Kubernetes is big and only getting bigger. What this means is that as adoption is on the rise, the natural progression is more Kubernetes clusters thrust into production. Oftentimes security is an afterthought.
One of the lesser-known security implications of Kubernetes is dealing with the image pull policy, which strongly influences if/how cached image consumption could be a workaround to image security. This is primarily a concern on multi-tenant Kubernetes clusters, but even if you are the only cluster operator today, it is still something to be familiar with.
What are admission controls?
In a Kubernetes cluster, admission controls are ways to inject extra handling when creating and working with resources. There are two types of admission controls: Validating and mutating. You can think of them as “checks” (validation) and “changes” (mutation).
There is an exhaustive list of all possible admission controls available on the official Kubernetes documentation. The one that we are focusing on in this blog post is the AlwaysPullImages admission control.
Enabling the AlwaysPullImages admission control
Flipping the switch for an admission control plugin is done by specifying your desired admission control plugin directly in the kube-apiserver parameters for the cluster.
In Kubernetes clusters v1.9 and below this parameter is –admission-control followed by a comma-delimited list of all admission control plugins you wish to enable (Note: order matters!). For more information, please refer to the official documentation.
Starting in Kubernetes v1.10 this parameter is renamed to –enable-admission-plugins and order does not matter. For more information, please refer to the official documentation.
What does it do? An illustration…
When the AlwaysPullImages admission control plugin is enabled in a cluster, this forces the image pull policy to be set to Always, no matter how it is specified when creating the resource.
Take, for instance, the following simple pod manifest for nginx:
1
2
3
4
5
6
7
8
9
apiVersion: v1
kind: Pod
metadata:
name: test-image-pull-policy
spec:
containers:
- name: nginx
image: nginx:1.13
imagePullPolicy: IfNotPresent
I explicitly set the imagePullPolicy to IfNotPresent, which would normally tell the kubelet to only pull the image from the container registry if it is not already cached on the node. If it is cached on the node, use the cached image (we’ll take a look below at how this could be a huge security problem). But with the AlwaysPullImages plugin enabled on my cluster, take a look at what the effective image pull policy is (creating the namespace and pod, and then running discovery)…
1
2
3
4
$ kubectl create ns imgpullpolicy
$ kubectl apply -f image_pull_policy_pod.yaml -n imgpullpolicy
$ kubectl get po -n imgpullpolicy test-image-pull-policy -o jsonpath=”{.spec.containers[0].imagePullPolicy}”
Always
Kubernetes mutated the imagePullPolicy to Always even though we tried to use a cached version. Now no matter what the creator has indicated for the image pull policy, our cluster will enforce that we cannot use any cached images.
What can happen if you don’t have AlwaysPullImages set?
We’ve spent some time talking about how to enable AlwaysPullImages, and what exactly it does. But there is a lot of value in talking about what the actual security concern is in the absence of AlwaysPullImages.
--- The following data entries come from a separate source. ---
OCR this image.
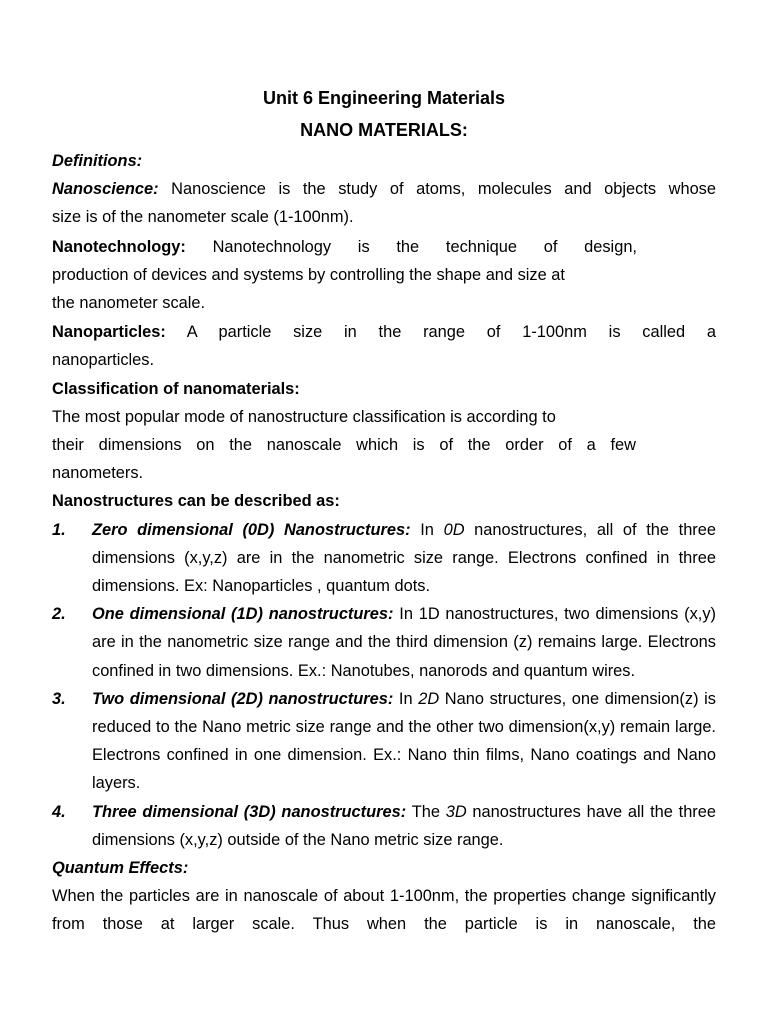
Unit 6 Engineering Materials
NANO MATERIALS:

Definitions:

Nanoscience: Nanoscience is the study of atoms, molecules and objects whose
size is of the nanometer scale (1-100nm).

Nanotechnology: Nanotechnology is the technique of design,
production of devices and systems by controlling the shape and size at
the nanometer scale.

Nanoparticles: A particle size in the range of 1-100nm is called a
nanoparticles.

Classification of nanomaterials:

The most popular mode of nanostructure classification is according to
their dimensions on the nanoscale which is of the order of a few
nanometers.

Nanostructures can be described as:

1. Zero dimensional (0D) Nanostructures: In 0D nanostructures, all of the three dimensions (x,y,z) are in the nanometric size range. Electrons confined in three dimensions. Ex: Nanoparticles , quantum dots.
2. One dimensional (1D) nanostructures: In 1D nanostructures, two dimensions (x,y) are in the nanometric size range and the third dimension (z) remains large. Electrons confined in two dimensions. Ex.: Nanotubes, nanorods and quantum wires.
3. Two dimensional (2D) nanostructures: In 2D Nano structures, one dimension(z) is reduced to the Nano metric size range and the other two dimension(x,y) remain large. Electrons confined in one dimension. Ex.: Nano thin films, Nano coatings and Nano layers.
4. Three dimensional (3D) nanostructures: The 3D nanostructures have all the three dimensions (x,y,z) outside of the Nano metric size range.

Quantum Effects:

When the particles are in nanoscale of about 1-100nm, the properties change significantly from those at larger scale. Thus when the particle is in nanoscale, the
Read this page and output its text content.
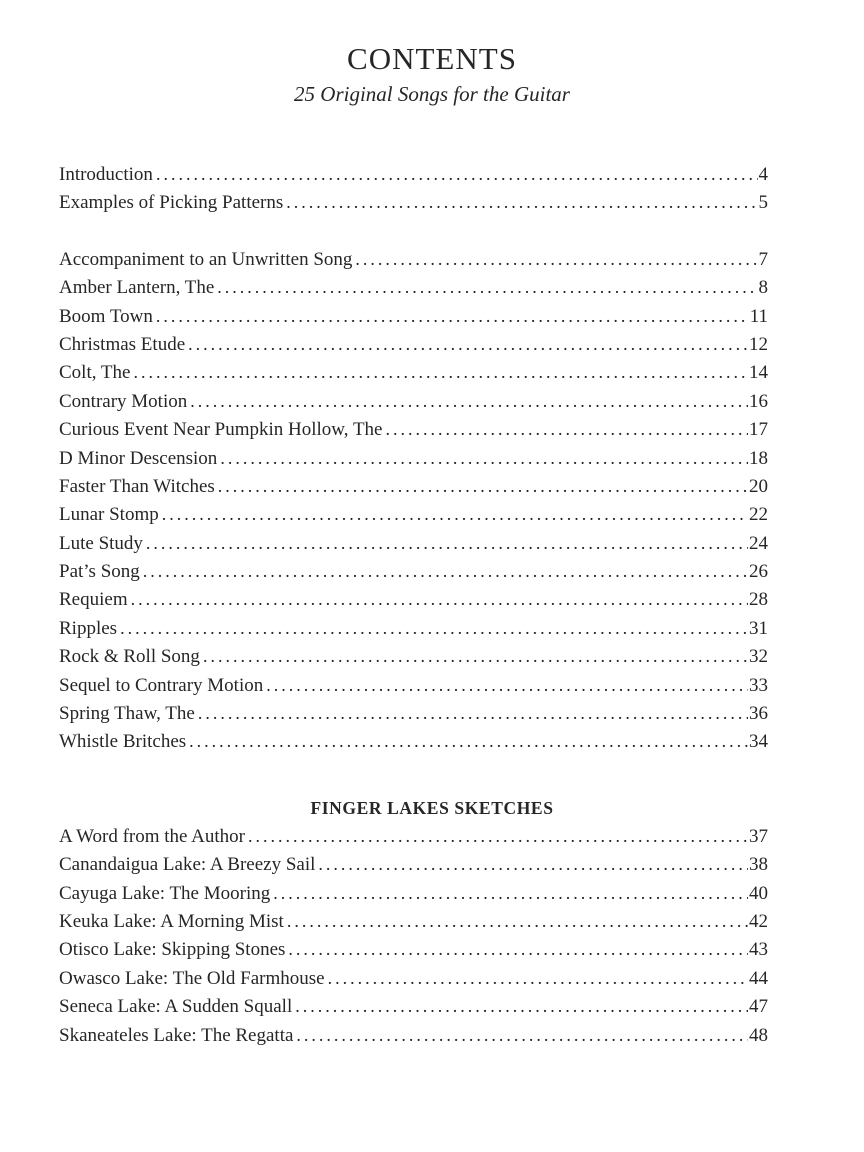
CONTENTS
25 Original Songs for the Guitar
Introduction .....	4
Examples of Picking Patterns .....	5
Accompaniment to an Unwritten Song .....	7
Amber Lantern, The .....	8
Boom Town .....	11
Christmas Etude .....	12
Colt, The .....	14
Contrary Motion .....	16
Curious Event Near Pumpkin Hollow, The .....	17
D Minor Descension .....	18
Faster Than Witches .....	20
Lunar Stomp .....	22
Lute Study .....	24
Pat’s Song .....	26
Requiem .....	28
Ripples .....	31
Rock & Roll Song .....	32
Sequel to Contrary Motion .....	33
Spring Thaw, The .....	36
Whistle Britches .....	34
FINGER LAKES SKETCHES
A Word from the Author .....	37
Canandaigua Lake: A Breezy Sail .....	38
Cayuga Lake: The Mooring .....	40
Keuka Lake: A Morning Mist .....	42
Otisco Lake: Skipping Stones .....	43
Owasco Lake: The Old Farmhouse .....	44
Seneca Lake: A Sudden Squall .....	47
Skaneateles Lake: The Regatta .....	48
I think the best way is to walk through what could happen in the absence of AlwaysPullImages:
- Admin1 creates Pod1 that uses SuperSecretImage1 by specifying ImagePullSecret1 to gain access to the SecureContainerRegistry holding the image.
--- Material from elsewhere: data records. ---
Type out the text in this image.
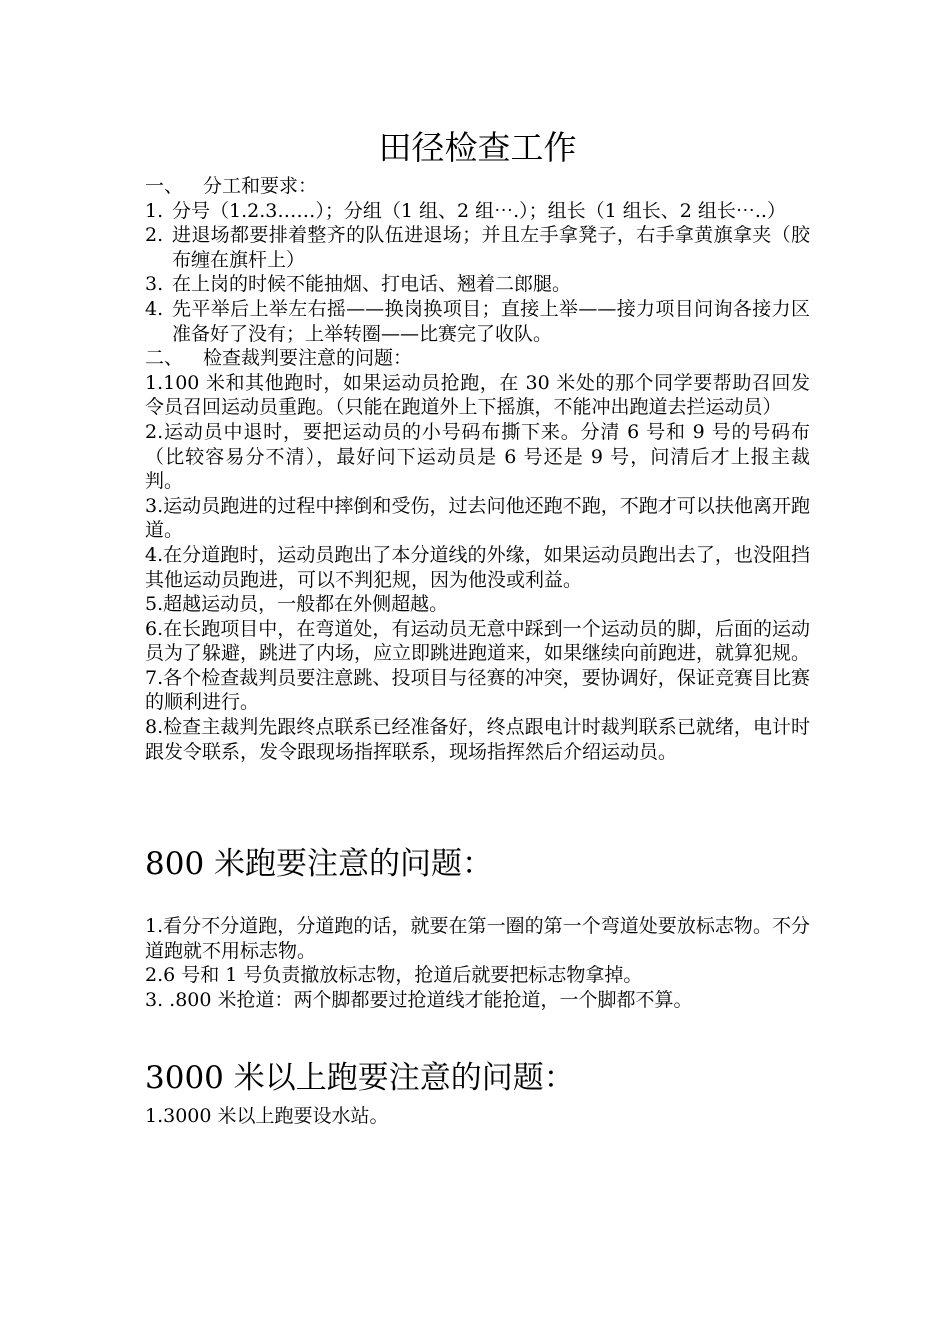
田径检查工作
一、	分工和要求：
1. 分号（1.2.3……）；分组（1 组、2 组⋯.）；组长（1 组长、2 组长⋯..）
2. 进退场都要排着整齐的队伍进退场；并且左手拿凳子，右手拿黄旗拿夹（胶布缠在旗杆上）
3. 在上岗的时候不能抽烟、打电话、翘着二郎腿。
4. 先平举后上举左右摇——换岗换项目；直接上举——接力项目问询各接力区准备好了没有；上举转圈——比赛完了收队。
二、	检查裁判要注意的问题：

1.100 米和其他跑时，如果运动员抢跑，在 30 米处的那个同学要帮助召回发令员召回运动员重跑。（只能在跑道外上下摇旗，不能冲出跑道去拦运动员）

2.运动员中退时，要把运动员的小号码布撕下来。分清 6 号和 9 号的号码布（比较容易分不清），最好问下运动员是 6 号还是 9 号，问清后才上报主裁判。

3.运动员跑进的过程中摔倒和受伤，过去问他还跑不跑，不跑才可以扶他离开跑道。

4.在分道跑时，运动员跑出了本分道线的外缘，如果运动员跑出去了，也没阻挡其他运动员跑进，可以不判犯规，因为他没或利益。

5.超越运动员，一般都在外侧超越。

6.在长跑项目中，在弯道处，有运动员无意中踩到一个运动员的脚，后面的运动员为了躲避，跳进了内场，应立即跳进跑道来，如果继续向前跑进，就算犯规。

7.各个检查裁判员要注意跳、投项目与径赛的冲突，要协调好，保证竞赛目比赛的顺利进行。

8.检查主裁判先跟终点联系已经准备好，终点跟电计时裁判联系已就绪，电计时跟发令联系，发令跟现场指挥联系，现场指挥然后介绍运动员。

800 米跑要注意的问题：

1.看分不分道跑，分道跑的话，就要在第一圈的第一个弯道处要放标志物。不分道跑就不用标志物。

2.6 号和 1 号负责撤放标志物，抢道后就要把标志物拿掉。

3. .800 米抢道：两个脚都要过抢道线才能抢道，一个脚都不算。

3000 米以上跑要注意的问题：

1.3000 米以上跑要设水站。
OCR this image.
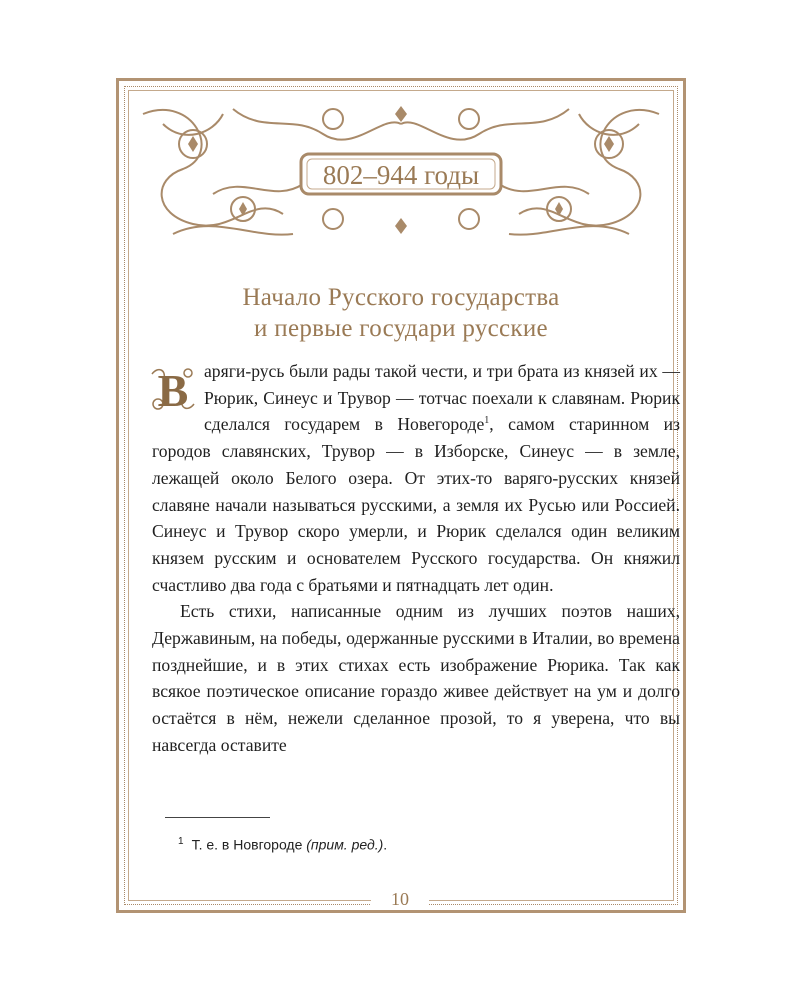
802–944 годы
Начало Русского государства
и первые государи русские

В аряги-русь были рады такой чести, и три брата из князей их — Рюрик, Синеус и Трувор — тотчас поехали к славянам. Рюрик сделался государем в Новегороде$^1$, самом старинном из городов славянских, Трувор — в Изборске, Синеус — в земле, лежащей около Белого озера. От этих-то варяго-русских князей славяне начали называться русскими, а земля их Русью или Россией. Синеус и Трувор скоро умерли, и Рюрик сделался один великим князем русским и основателем Русского государства. Он княжил счастливо два года с братьями и пятнадцать лет один.

Есть стихи, написанные одним из лучших поэтов наших, Державиным, на победы, одержанные русскими в Италии, во времена позднейшие, и в этих стихах есть изображение Рюрика. Так как всякое поэтическое описание гораздо живее действует на ум и долго остаётся в нём, нежели сделанное прозой, то я уверена, что вы навсегда оставите

$^1$ Т. е. в Новгороде (прим. ред.).
10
- Kubernetes pulls down and caches SuperSecretImage1 on the node and then creates Pod1 accordingly.
- Admin2, who does not have access to ImagePullSecret1 or SecureContainerRegistry, attempts to create Pod2 using SuperSecretImage1 and an imagePullPolicy of IfNotPresent. Because this image is cached on the node, this operation is successful.
Admin2 should not be able to consume SuperSecretImage1, but uses a cached image to circumvent the container registry security. This is the problem that AlwaysPullImages admission control solves.
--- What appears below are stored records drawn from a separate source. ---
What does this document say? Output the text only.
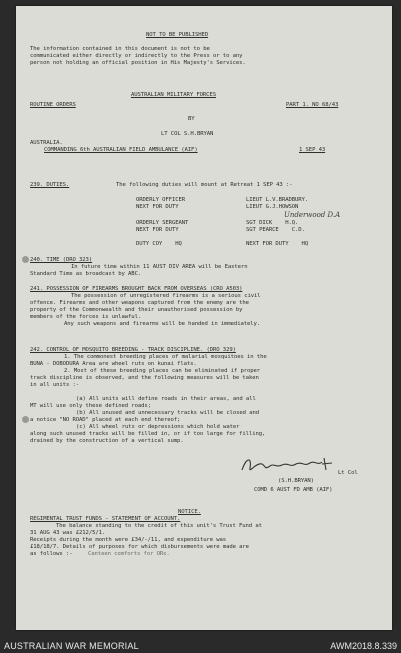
NOT TO BE PUBLISHED
The information contained in this document is not to be
communicated either directly or indirectly to the Press or to any
person not holding an official position in His Majesty's Services.
AUSTRALIAN MILITARY FORCES
ROUTINE ORDERS	PART 1. NO 68/43
BY
LT COL S.H.BRYAN
AUSTRALIA.
COMMANDING 6th AUSTRALIAN FIELD AMBULANCE (AIF)	1 SEP 43
239. DUTIES.	The following duties will mount at Retreat 1 SEP 43 :-
ORDERLY OFFICER	LIEUT L.V.BRADBURY.
NEXT FOR DUTY	LIEUT G.J.HOWSON
Underwood D.A
ORDERLY SERGEANT	SGT DICK    H.Q.
NEXT FOR DUTY	SGT PEARCE    C.D.
DUTY COY    HQ	NEXT FOR DUTY    HQ
240. TIME (DRO 323)
In future time within 11 AUST DIV AREA will be Eastern
Standard Time as broadcast by ABC.
241. POSSESSION OF FIREARMS BROUGHT BACK FROM OVERSEAS (CRO A503)
The possession of unregistered firearms is a serious civil
offence. Firearms and other weapons captured from the enemy are the
property of the Commonwealth and their unauthorised possession by
members of the forces is unlawful.
Any such weapons and firearms will be handed in immediately.
242. CONTROL OF MOSQUITO BREEDING - TRACK DISCIPLINE. (DRO 329)
1. The commonest breeding places of malarial mosquitoes in the
BUNA - DOBODURA Area are wheel ruts on kunai flats.
2. Most of these breeding places can be eliminated if proper
track discipline is observed, and the following measures will be taken
in all units :-
(a) All units will define roads in their areas, and all
MT will use only these defined roads;
(b) All unused and unnecessary tracks will be closed and
a notice "NO ROAD" placed at each end thereof;
(c) All wheel ruts or depressions which hold water
along such unused tracks will be filled in, or if too large for filling,
drained by the construction of a vertical sump.
Lt Col
(S.H.BRYAN)
COMD 6 AUST FD AMB (AIF)
NOTICE.
REGIMENTAL TRUST FUNDS - STATEMENT OF ACCOUNT.
The balance standing to the credit of this unit's Trust Fund at
31 AUG 43 was £212/5/1.
Receipts during the month were £34/-/11, and expenditure was
£18/18/7. Details of purposes for which disbursements were made are
as follows :-	Canteen comforts for ORs.
AUSTRALIAN WAR MEMORIAL	AWM2018.8.339
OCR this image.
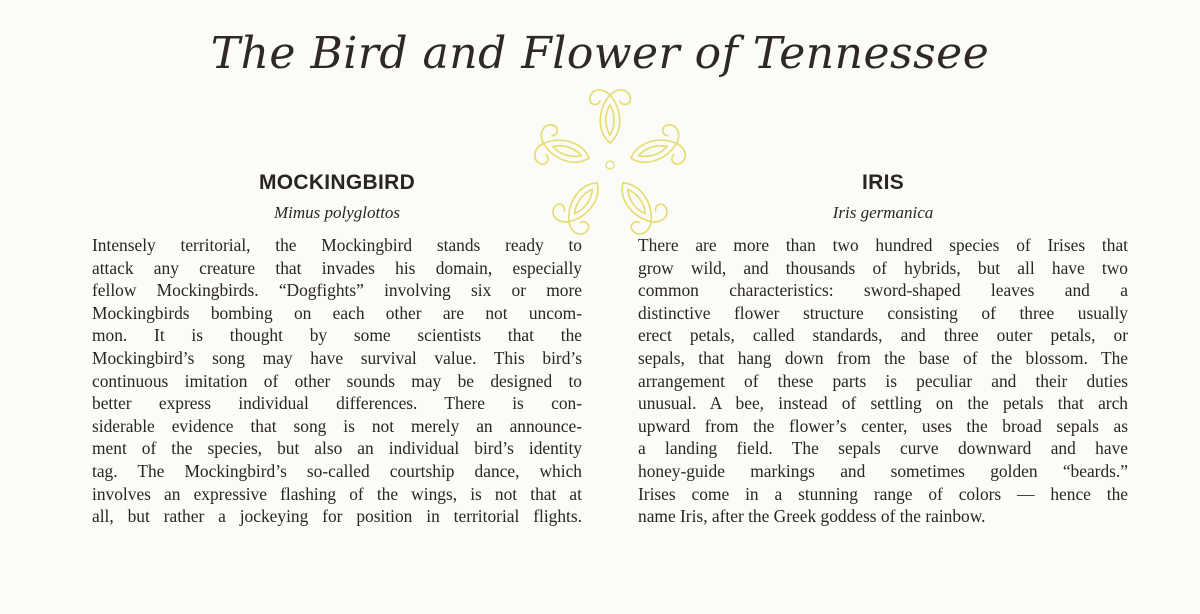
The Bird and Flower of Tennessee
MOCKINGBIRD
Mimus polyglottos
Intensely territorial, the Mockingbird stands ready to
attack any creature that invades his domain, especially
fellow Mockingbirds. “Dogfights” involving six or more
Mockingbirds bombing on each other are not uncom-
mon. It is thought by some scientists that the
Mockingbird’s song may have survival value. This bird’s
continuous imitation of other sounds may be designed to
better express individual differences. There is con-
siderable evidence that song is not merely an announce-
ment of the species, but also an individual bird’s identity
tag. The Mockingbird’s so-called courtship dance, which
involves an expressive flashing of the wings, is not that at
all, but rather a jockeying for position in territorial flights.
IRIS
Iris germanica
There are more than two hundred species of Irises that
grow wild, and thousands of hybrids, but all have two
common characteristics: sword-shaped leaves and a
distinctive flower structure consisting of three usually
erect petals, called standards, and three outer petals, or
sepals, that hang down from the base of the blossom. The
arrangement of these parts is peculiar and their duties
unusual. A bee, instead of settling on the petals that arch
upward from the flower’s center, uses the broad sepals as
a landing field. The sepals curve downward and have
honey-guide markings and sometimes golden “beards.”
Irises come in a stunning range of colors — hence the
name Iris, after the Greek goddess of the rainbow.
Here is what step #3 would look like if AlwaysPullImages is enabled on the cluster…
Admin2, who does not have access to ImagePullSecret1 or SecureContainerRegistry, attempts to create Pod2 using SuperSecretImage1 and an imagePullPolicy of IfNotPresent. The AlwaysPullImages admission hook mutates the imagePullPolicy to Always, and then the necessary and appropriate security checks are done and Admin2 will not successfully retrieve the SuperSecretImage1 and deploy Pod2.
Image security doesn’t stop at Kubernetes
Security is oftentimes many layers deep and image security in Kubernetes is no different. Even with AlwaysPullImages enabled on the cluster, if an unauthorized user has access to the underlying machines that the Kubernetes cluster runs on, they could SSH into a node and save the image directly to a file again circumventing the container registry security. Keep this in mind when you are deciding whether or not to give a user access to the cluster machines!
Summary
Knowing how Kubernetes works with container images is important not only for getting something up and running, but also being able to securely work in a distributed environment. Keeping security always in focus will minimize vulnerabilities and ensure that a user or process that shouldn’t access something… can’t.